Les combattants du petit bonheur
de Alphonse Boudard

critiqué par Herculine Zabulon, le 6 novembre 2011
( - - ans)


La note:  étoiles
Dentelle d'argot
Lorsque Boudard évoque le XIIIème de son enfance, c’est du haut de ce que le XIIIème était devenu, lorsqu’il écrivit Les Combattants du petit bonheur, en 1977 ; la permanence du R.N.P.de Marcel Déat, avenue d’Italie, remplacée par un cinéma porno. Pas de quoi nourrir de regrets. La nostalgie n’est d’ailleurs pas le fort de Boudard, pas plus que l’exaltation du « nouveau Paris », on s’en doute. 35 ans après la parution de ce livre, on mesure encore un peu mieux toute la distance avec ce XIIIème d’alors, populacier, rebelle, bastion du député P.C. André Marty. Les descriptions du quartier, précises, sensuelles et d’atmosphère n’égalent cependant pas en intérêt les croquis de tronches, silhouettes et rictus des habitants surpris dans le brouillard et sous le porche. Les vilenies et les rares instants de grâce, l’euphorie collective, loufoque et immonde qui préside aux petites heures de la libération de Paris. Boudard en fut, et du maquis. Et c’est d’abord de ce long adolescent acnéeux dont il est question dans ce livre amer et tendre ; de ses fièvres, de ses précoces désillusions. Qu’il s’agisse de ces moments paroxystiques où soudain l’Histoire s’accélère, ou des instants privés où le jeune homme découvre l’amour sous toutes ses coutures et couleurs, Boudard retient sa plume, fait l’argot discret, elliptique. C’est toute l’originalité et la grandeur de Boudard, de ne quasi jamais céder à la graisseuse gaudriole là où le terrain s’y prête tant, mais au contraire de ne nous montrer le théâtre du monde qu’à travers la très fine dentelle d’un argot dégrossi et débarrassé des trop convenues et faciles glissades cacatières.
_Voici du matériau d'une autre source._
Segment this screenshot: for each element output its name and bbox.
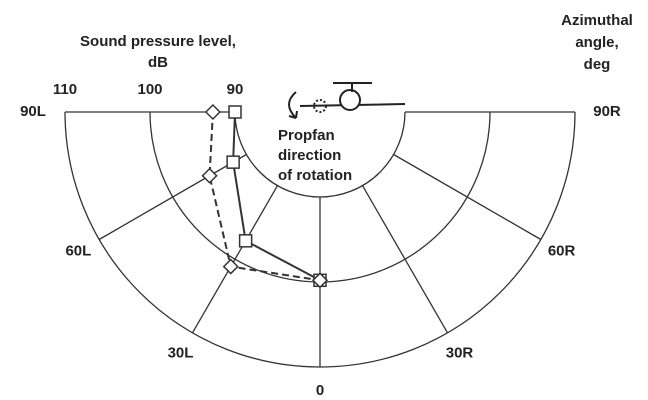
x-tick-label: 90L [20,103,46,120]
axis-label: deg [584,56,611,73]
square-marker [228,105,242,119]
axis-label: Sound pressure level, [80,33,236,50]
x-tick-label: 90R [593,103,621,120]
x-tick-label: 0 [316,382,324,399]
axis-label: Azimuthal [561,12,633,29]
spoke [98,153,247,241]
series-line [208,111,321,282]
x-tick-label: 60L [65,242,91,259]
square-marker [226,155,240,169]
diamond-marker [311,272,329,289]
spoke [393,153,542,241]
spoke [361,185,449,334]
r-tick-label: 110 [53,81,77,98]
ring [234,111,406,198]
r-tick-label: 90 [227,81,244,98]
diamond-marker [222,258,239,275]
spoke [191,185,279,334]
annotation: direction [278,147,341,164]
square-marker [238,234,253,248]
x-tick-label: 30R [446,345,474,362]
diamond-marker [201,167,218,184]
annotation: Propfan [278,127,335,144]
x-tick-label: 60R [548,242,576,259]
annotation: of rotation [278,167,352,184]
axis-label: dB [148,54,168,71]
series-line [232,111,321,282]
axis-label: angle, [575,34,618,51]
x-tick-label: 30L [168,345,194,362]
diamond-marker [204,103,221,121]
aircraft-icon [288,82,406,119]
r-tick-label: 100 [137,81,162,98]
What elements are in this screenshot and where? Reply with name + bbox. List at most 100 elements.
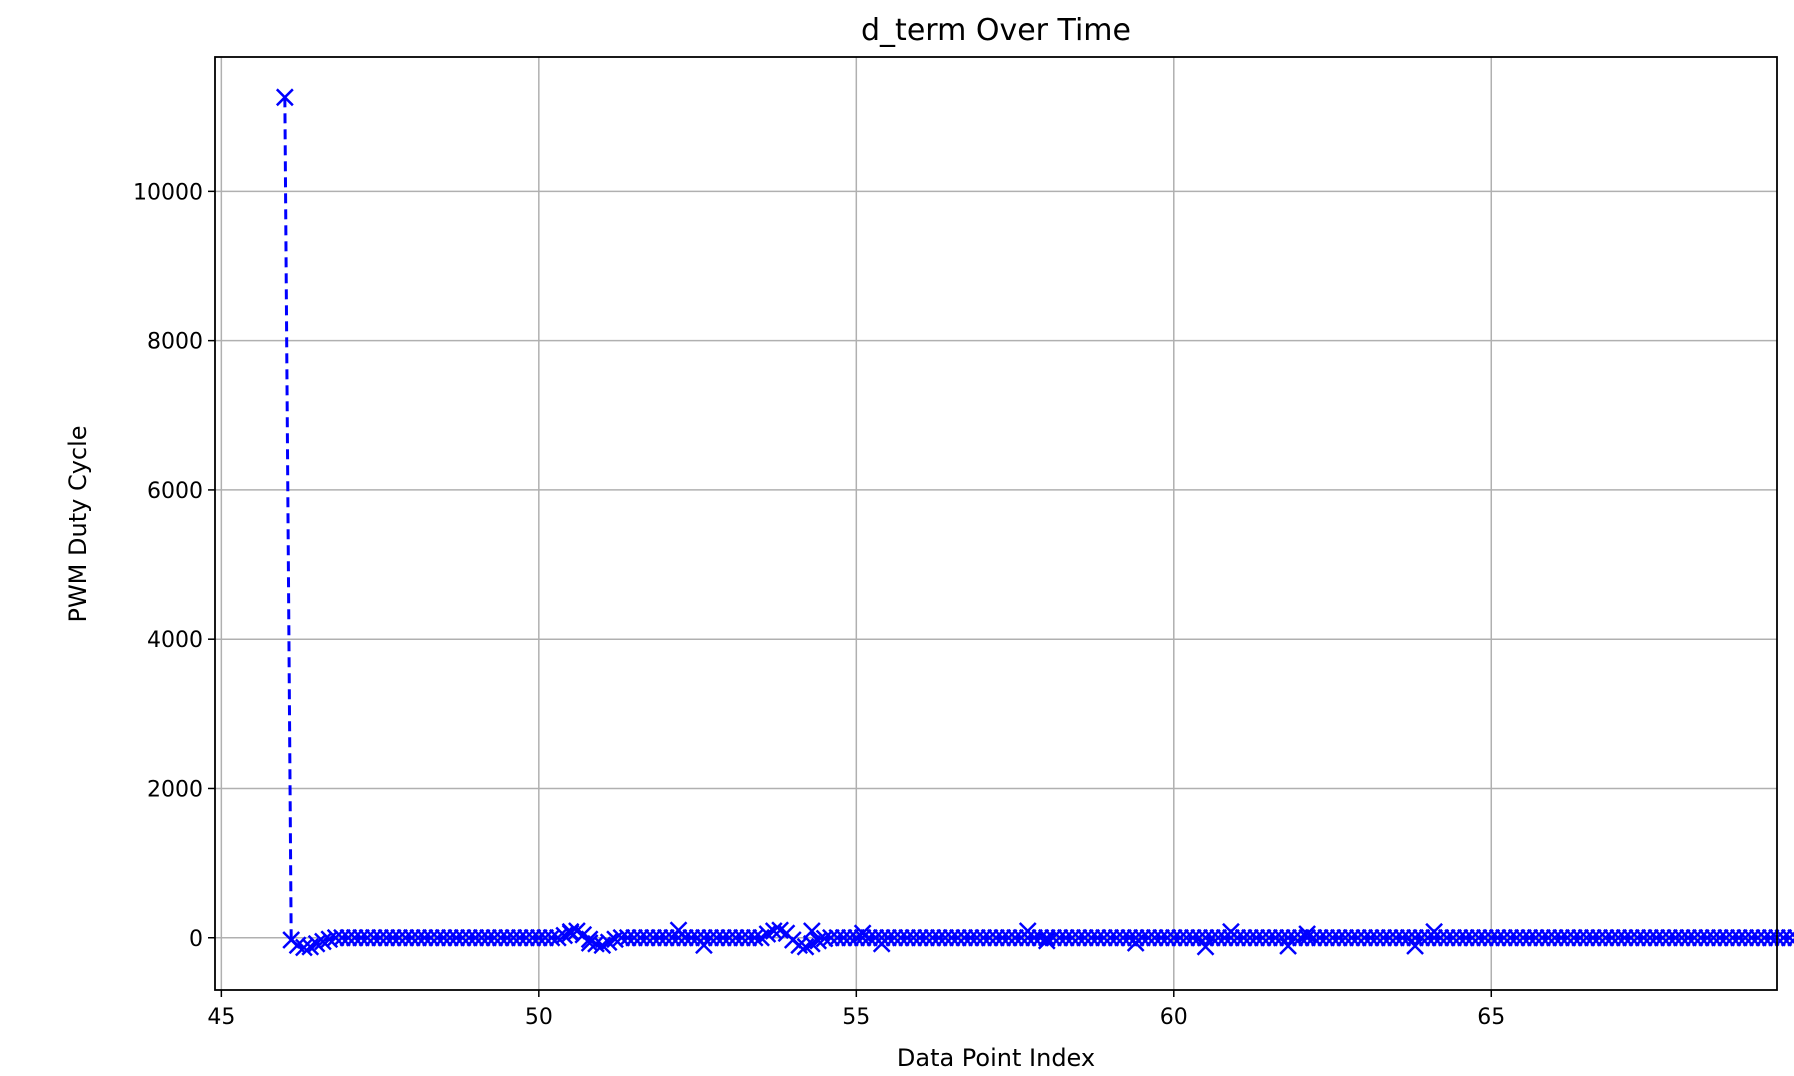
data-point [1145, 928, 1164, 947]
data-point [1698, 928, 1717, 947]
data-point [637, 928, 656, 947]
data-point [441, 928, 459, 947]
data-point [1603, 928, 1621, 947]
data-point [523, 928, 542, 947]
data-point [1298, 925, 1317, 943]
data-point [1742, 928, 1761, 947]
x-tick-label: 45 [207, 1005, 235, 1030]
data-point [1520, 928, 1539, 947]
data-point [726, 928, 745, 947]
data-point [275, 88, 294, 107]
data-point [612, 928, 631, 947]
data-point [1545, 928, 1564, 947]
data-point [1482, 928, 1501, 947]
data-point [917, 928, 936, 947]
data-point [1037, 931, 1056, 950]
data-point [1514, 928, 1532, 947]
y-tick-label: 10000 [133, 180, 203, 205]
data-point [1634, 928, 1653, 947]
data-point [1774, 928, 1793, 947]
data-point [1222, 922, 1240, 941]
data-point [1666, 928, 1685, 947]
data-point [345, 928, 364, 947]
data-point [1190, 928, 1209, 947]
data-point [872, 934, 891, 953]
data-point [1552, 928, 1570, 947]
data-point [1260, 928, 1278, 947]
data-point [631, 928, 650, 947]
data-point [1425, 928, 1444, 947]
data-point [1717, 928, 1736, 947]
data-point [1660, 928, 1678, 947]
y-tick-label: 6000 [147, 479, 203, 504]
data-point [695, 936, 713, 955]
data-point [1164, 928, 1183, 947]
data-point [314, 932, 332, 951]
data-point [1349, 928, 1367, 947]
data-point [1152, 928, 1170, 947]
data-point [460, 928, 478, 947]
data-point [1355, 928, 1374, 947]
data-point [453, 928, 472, 947]
data-point [936, 928, 955, 947]
data-point [1310, 928, 1329, 947]
data-point [1450, 928, 1469, 947]
data-point [1095, 928, 1113, 947]
data-point [1126, 928, 1145, 947]
data-point [1533, 928, 1551, 947]
data-point [1437, 928, 1456, 947]
data-point [1653, 928, 1672, 947]
data-point [1564, 928, 1583, 947]
data-point [326, 928, 345, 947]
data-point [1412, 928, 1431, 947]
data-point [1183, 928, 1202, 947]
data-point [853, 924, 872, 943]
data-point [949, 928, 967, 947]
data-point [402, 928, 421, 947]
data-point [1107, 928, 1126, 947]
data-point [1234, 928, 1253, 947]
data-point [491, 928, 510, 947]
data-point [479, 928, 497, 947]
data-point [1444, 928, 1463, 947]
data-point [822, 928, 840, 947]
series-layer [275, 88, 1794, 957]
data-point [1342, 928, 1361, 947]
data-point [1279, 937, 1297, 955]
data-point [974, 928, 993, 947]
data-point [1685, 928, 1704, 947]
data-point [1056, 928, 1075, 947]
data-point [529, 928, 548, 947]
data-point [1374, 928, 1393, 947]
data-point [1691, 928, 1710, 947]
data-point [1495, 928, 1513, 947]
y-axis-label: PWM Duty Cycle [64, 425, 92, 622]
data-point [447, 928, 466, 947]
series-line [283, 97, 1794, 949]
y-tick-label: 4000 [147, 628, 203, 653]
data-point [1780, 928, 1794, 947]
x-tick-label: 55 [842, 1005, 870, 1030]
data-point [472, 928, 491, 947]
x-tick-label: 65 [1477, 1005, 1505, 1030]
data-point [1139, 928, 1158, 947]
data-point [1272, 928, 1291, 947]
data-point [1628, 928, 1647, 947]
data-point [1279, 928, 1297, 947]
data-point [1507, 928, 1526, 947]
data-point [364, 928, 383, 947]
data-point [720, 928, 739, 947]
data-point [955, 928, 974, 947]
data-point [1037, 928, 1056, 947]
data-point [358, 928, 377, 947]
data-point [517, 928, 536, 947]
data-point [891, 928, 910, 947]
data-point [1329, 928, 1348, 947]
data-point [993, 928, 1012, 947]
data-point [1463, 928, 1482, 947]
data-point [1736, 928, 1755, 947]
data-point [307, 934, 326, 953]
data-point [1590, 928, 1609, 947]
data-point [498, 928, 516, 947]
data-point [1679, 928, 1697, 947]
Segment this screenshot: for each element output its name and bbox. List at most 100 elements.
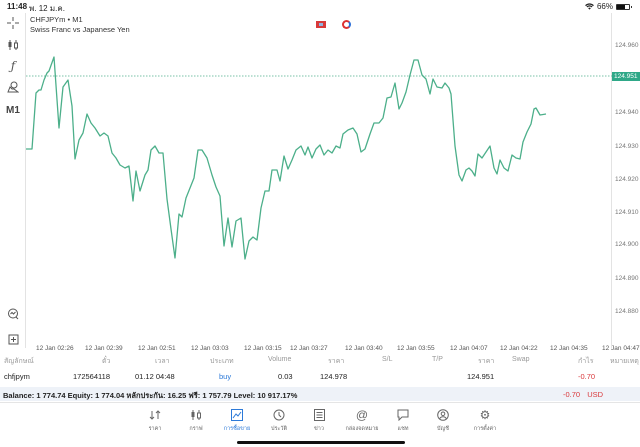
current-price-marker: 124.951 (612, 72, 640, 81)
time-tick: 12 Jan 03:27 (290, 345, 328, 352)
tab-quotes[interactable]: ราคา (130, 408, 180, 433)
time-tick: 12 Jan 02:51 (138, 345, 176, 352)
tab-label: แชท (397, 426, 409, 432)
price-series (26, 56, 547, 260)
tab-account[interactable]: บัญชี (418, 408, 468, 433)
currency-flags (316, 20, 351, 29)
price-tick: 124.900 (615, 241, 639, 248)
tab-label: กล่องจดหมาย (345, 426, 379, 432)
header-open-price[interactable]: ราคา (328, 358, 345, 365)
price-tick: 124.960 (615, 42, 639, 49)
trade-row[interactable]: chfjpym 172564118 01.12 04:48 buy 0.03 1… (0, 372, 640, 384)
time-tick: 12 Jan 04:47 (602, 345, 640, 352)
account-icon (418, 408, 468, 422)
tab-settings[interactable]: ⚙ การตั้งค่า (460, 408, 510, 433)
price-tick: 124.920 (615, 176, 639, 183)
left-toolbar: ƒ M1 (0, 13, 25, 348)
header-ticket[interactable]: ตั๋ว (102, 358, 111, 365)
trades-table-header: สัญลักษณ์ ตั๋ว เวลา ประเภท Volume ราคา S… (0, 356, 640, 368)
date: พ. 12 ม.ค. (29, 4, 65, 13)
tab-mailbox[interactable]: @ กล่องจดหมาย (337, 408, 387, 433)
status-bar: 11:48 พ. 12 ม.ค. 66% (0, 0, 640, 13)
time-tick: 12 Jan 03:55 (397, 345, 435, 352)
header-profit[interactable]: กำไร (578, 358, 594, 365)
tab-label: กราฟ (189, 426, 203, 432)
history-icon (254, 408, 304, 422)
status-right: 66% (585, 2, 632, 11)
swiss-flag-icon (316, 21, 326, 28)
total-profit-value: -0.70 (563, 390, 581, 399)
japan-flag-icon (342, 20, 351, 29)
tab-chat[interactable]: แชท (378, 408, 428, 433)
chart-area[interactable]: CHFJPYm • M1 Swiss Franc vs Japanese Yen (25, 13, 613, 348)
tab-history[interactable]: ประวัติ (254, 408, 304, 433)
price-tick: 124.930 (615, 143, 639, 150)
header-price[interactable]: ราคา (478, 358, 495, 365)
trade-type: buy (219, 372, 232, 381)
time-axis: 12 Jan 02:26 12 Jan 02:39 12 Jan 02:51 1… (25, 344, 640, 354)
header-volume[interactable]: Volume (268, 356, 292, 363)
header-tp[interactable]: T/P (432, 356, 443, 363)
symbol-info: CHFJPYm • M1 Swiss Franc vs Japanese Yen (30, 15, 130, 35)
tab-trade[interactable]: การซื้อขาย (212, 408, 262, 433)
tab-label: การซื้อขาย (223, 426, 251, 432)
add-order-icon[interactable] (4, 331, 22, 347)
time-tick: 12 Jan 02:26 (36, 345, 74, 352)
trade-volume: 0.03 (278, 372, 293, 381)
trade-history-icon[interactable] (4, 306, 22, 322)
function-icon[interactable]: ƒ (10, 59, 16, 73)
symbol-title: CHFJPYm • M1 (30, 15, 83, 24)
clock: 11:48 (7, 2, 28, 11)
time-tick: 12 Jan 03:03 (191, 345, 229, 352)
price-tick: 124.890 (615, 275, 639, 282)
tab-label: ประวัติ (270, 426, 288, 432)
header-swap[interactable]: Swap (512, 356, 530, 363)
crosshair-icon[interactable] (4, 15, 22, 31)
price-tick: 124.910 (615, 209, 639, 216)
price-tick: 124.940 (615, 109, 639, 116)
tab-label: ราคา (148, 426, 162, 432)
trade-icon (212, 408, 262, 422)
mailbox-icon: @ (355, 408, 369, 422)
quotes-icon (130, 408, 180, 422)
trade-profit: -0.70 (578, 372, 596, 381)
trade-ticket: 172564118 (73, 372, 110, 381)
price-tick: 124.880 (615, 308, 639, 315)
news-icon (294, 408, 344, 422)
bottom-tab-bar: ราคา กราฟ การซื้อขาย ประวัติ ข่าว @ กล่อ… (0, 402, 640, 447)
trade-time: 01.12 04:48 (135, 372, 175, 381)
header-type[interactable]: ประเภท (210, 358, 234, 365)
timeframe-button[interactable]: M1 (6, 104, 20, 116)
trade-open-price: 124.978 (320, 372, 348, 381)
tab-news[interactable]: ข่าว (294, 408, 344, 433)
trade-current-price: 124.951 (467, 372, 495, 381)
time-tick: 12 Jan 03:40 (345, 345, 383, 352)
tab-chart[interactable]: กราฟ (171, 408, 221, 433)
home-indicator[interactable] (237, 441, 405, 444)
header-sl[interactable]: S/L (382, 356, 393, 363)
tab-label: การตั้งค่า (473, 426, 497, 432)
wifi-icon (585, 3, 594, 10)
chart-icon (171, 408, 221, 422)
settings-icon: ⚙ (479, 408, 491, 422)
price-axis: 124.960 124.950 124.940 124.930 124.920 … (612, 13, 640, 348)
time-tick: 12 Jan 03:15 (244, 345, 282, 352)
candlestick-icon[interactable] (4, 37, 22, 53)
trade-symbol: chfjpym (4, 372, 30, 381)
tab-label: ข่าว (314, 426, 324, 432)
time-tick: 12 Jan 04:35 (550, 345, 588, 352)
symbol-description: Swiss Franc vs Japanese Yen (30, 25, 130, 34)
price-line-chart (26, 56, 613, 260)
header-comment[interactable]: หมายเหตุ (610, 358, 639, 365)
battery-percent: 66% (596, 2, 613, 11)
objects-icon[interactable] (4, 79, 22, 95)
total-profit-currency: USD (587, 390, 604, 399)
time-tick: 12 Jan 02:39 (85, 345, 123, 352)
balance-bar: Balance: 1 774.74 Equity: 1 774.04 หลักป… (0, 387, 640, 401)
header-symbol[interactable]: สัญลักษณ์ (4, 358, 34, 365)
time-tick: 12 Jan 04:22 (500, 345, 538, 352)
battery-icon (616, 3, 632, 10)
time-tick: 12 Jan 04:07 (450, 345, 488, 352)
header-time[interactable]: เวลา (155, 358, 170, 365)
tab-label: บัญชี (437, 426, 449, 432)
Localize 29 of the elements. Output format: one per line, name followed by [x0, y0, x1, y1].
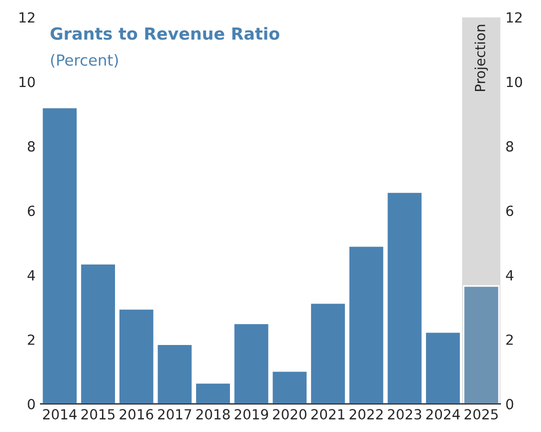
x-tick-label: 2024: [426, 409, 460, 420]
y-tick-label: 8: [28, 141, 35, 152]
y-tick-label: 10: [20, 76, 35, 88]
x-tick-label: 2017: [158, 409, 192, 420]
x-tick-label: 2019: [234, 409, 268, 420]
x-tick-label: 2021: [311, 409, 344, 420]
band-label: Projection: [474, 24, 488, 92]
y-tick-label: 4: [28, 270, 35, 280]
y2-tick-label: 12: [506, 12, 522, 23]
y2-tick-label: 2: [506, 334, 513, 345]
x-tick-label: 2020: [273, 409, 306, 420]
y-tick-label: 6: [28, 206, 35, 216]
x-tick-label: 2016: [120, 409, 154, 420]
y-tick-label: 0: [28, 398, 35, 410]
x-tick-label: 2023: [388, 409, 422, 420]
x-tick-label: 2022: [350, 409, 383, 420]
x-tick-label: 2018: [196, 409, 230, 420]
x-tick-label: 2014: [43, 409, 77, 420]
x-tick-label: 2015: [81, 409, 115, 420]
chart-title: Grants to Revenue Ratio: [50, 26, 280, 40]
text: (Percent): [51, 54, 118, 68]
y2-tick-label: 10: [506, 76, 522, 88]
y2-tick-label: 6: [506, 206, 514, 216]
y2-tick-label: 0: [506, 398, 514, 410]
y-tick-label: 2: [28, 334, 34, 345]
x-tick-label: 2025: [464, 409, 498, 420]
y-tick-label: 12: [20, 12, 34, 23]
y2-tick-label: 8: [506, 141, 514, 152]
y2-tick-label: 4: [506, 270, 514, 280]
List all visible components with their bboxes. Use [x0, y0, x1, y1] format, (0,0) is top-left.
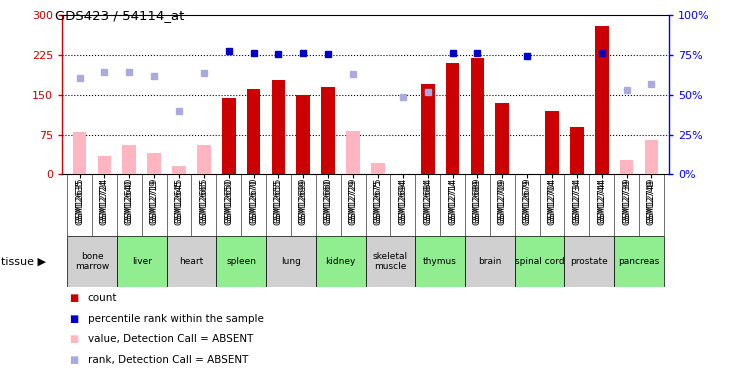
Text: ■: ■ — [69, 314, 79, 324]
Text: GSM12645: GSM12645 — [175, 177, 183, 223]
Bar — [614, 236, 664, 287]
Text: tissue ▶: tissue ▶ — [1, 256, 47, 267]
Bar — [297, 95, 310, 174]
Text: GSM12650: GSM12650 — [224, 177, 233, 223]
Bar — [595, 26, 609, 174]
Bar — [117, 236, 167, 287]
Text: GDS423 / 54114_at: GDS423 / 54114_at — [55, 9, 184, 22]
Text: GSM12719: GSM12719 — [150, 177, 159, 223]
Text: GSM12734: GSM12734 — [572, 177, 581, 223]
Text: percentile rank within the sample: percentile rank within the sample — [88, 314, 264, 324]
Bar — [545, 111, 558, 174]
Bar — [197, 145, 211, 174]
Bar — [564, 236, 614, 287]
Text: GSM12675: GSM12675 — [374, 177, 382, 223]
Bar — [247, 89, 260, 174]
Text: bone
marrow: bone marrow — [75, 252, 109, 271]
Bar — [216, 236, 266, 287]
Bar — [322, 87, 335, 174]
Text: heart: heart — [179, 257, 203, 266]
Bar — [446, 63, 459, 174]
Text: GSM12749: GSM12749 — [647, 177, 656, 223]
Bar — [570, 127, 583, 174]
Text: lung: lung — [281, 257, 301, 266]
Bar — [366, 236, 415, 287]
Bar — [465, 236, 515, 287]
Bar — [496, 103, 509, 174]
Bar — [316, 236, 366, 287]
Text: pancreas: pancreas — [618, 257, 659, 266]
Bar — [122, 145, 136, 174]
Bar — [346, 131, 360, 174]
Bar — [471, 57, 484, 174]
Bar — [272, 80, 285, 174]
Text: GSM12714: GSM12714 — [448, 177, 457, 223]
Bar — [266, 236, 316, 287]
Text: GSM12744: GSM12744 — [597, 177, 606, 223]
Bar — [173, 166, 186, 174]
Text: GSM12679: GSM12679 — [523, 177, 531, 223]
Text: spleen: spleen — [226, 257, 256, 266]
Text: GSM12665: GSM12665 — [200, 177, 208, 223]
Text: GSM12660: GSM12660 — [324, 177, 333, 223]
Text: kidney: kidney — [325, 257, 356, 266]
Text: thymus: thymus — [423, 257, 457, 266]
Text: count: count — [88, 293, 117, 303]
Text: GSM12699: GSM12699 — [299, 177, 308, 223]
Bar — [421, 84, 434, 174]
Bar — [72, 132, 86, 174]
Text: GSM12670: GSM12670 — [249, 177, 258, 223]
Text: rank, Detection Call = ABSENT: rank, Detection Call = ABSENT — [88, 355, 248, 365]
Bar — [97, 156, 111, 174]
Text: prostate: prostate — [570, 257, 608, 266]
Bar — [620, 159, 634, 174]
Bar — [415, 236, 465, 287]
Text: GSM12729: GSM12729 — [349, 177, 357, 223]
Bar — [515, 236, 564, 287]
Text: GSM12724: GSM12724 — [100, 177, 109, 223]
Bar — [222, 98, 235, 174]
Bar — [371, 163, 385, 174]
Text: GSM12694: GSM12694 — [398, 177, 407, 223]
Text: GSM12684: GSM12684 — [423, 177, 432, 223]
Text: GSM12739: GSM12739 — [622, 177, 631, 223]
Text: ■: ■ — [69, 293, 79, 303]
Text: ■: ■ — [69, 355, 79, 365]
Bar — [148, 153, 161, 174]
Text: ■: ■ — [69, 334, 79, 344]
Text: GSM12704: GSM12704 — [548, 177, 556, 223]
Text: GSM12709: GSM12709 — [498, 177, 507, 223]
Text: GSM12640: GSM12640 — [125, 177, 134, 223]
Text: GSM12635: GSM12635 — [75, 177, 84, 223]
Text: spinal cord: spinal cord — [515, 257, 564, 266]
Bar — [167, 236, 216, 287]
Bar — [645, 140, 659, 174]
Bar — [67, 236, 117, 287]
Text: brain: brain — [478, 257, 501, 266]
Text: liver: liver — [132, 257, 152, 266]
Text: skeletal
muscle: skeletal muscle — [373, 252, 408, 271]
Text: GSM12689: GSM12689 — [473, 177, 482, 223]
Text: GSM12655: GSM12655 — [274, 177, 283, 223]
Text: value, Detection Call = ABSENT: value, Detection Call = ABSENT — [88, 334, 253, 344]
« Bec d’Aigle…dont je ne sais plus le vrai blase…à la la Libération il s’est fait coincer, alpaguer par une foule furieuse…en uniforme de la Milice. Châtié séance tenante, sans tribunal, sans appel…roué de coups, lynché…jeté pantelant, déjà quasi mort sous les chenilles d’un char Sherman, le 25 août 1944. Il ne lui reste donc même plus trois ans à vivre, ce soir-là ! Il a raison, il croit, il est beau comme un blockhaus !...sûr de ce qu’il dit…sincère con et déjà vaincu dans les astres ! Il aura pas le temps de faire ouf, de leur expliquer aux vengeurs du 25 août qu’il est socialiste, révolté anti-bourgeois…les chenilles judéo-anglo-saxonnes le réduiront encore plus bouillie qu’il aurait pu me réduire avec ses copains si j’avais pété de traviole. Difficile maintenant de l’accabler, son sang s’est confondu avec celui des autres, ses ennemis et puis ceux d’avant…de la Commune !...le sang des pauvres et des imbéciles qui se trouvaient là au mauvais moment ! Il est devenu un peu de Paris qui se fabrique de n’importe quoi au jour le jour, de chair et d’os et de pierres et de merdes de chien. Les voitures passent, repassent sur cette avenue. Bec d’Aigle, dont je ne cherche même pas à savoir le nom, il est ici même sur la chaussée, à peu près en face du cordonnier Charlot avec son enseigne, je vous ai dit…tous les vocables argotiques pour désigner les chaussures. Cette manie de noircir du papier qui me fait vivre, je m’aperçois, avec les morts autant qu’avec les vivants, comme dans une prière ». (Alphonse Boudard, Les Combattants du bonheur).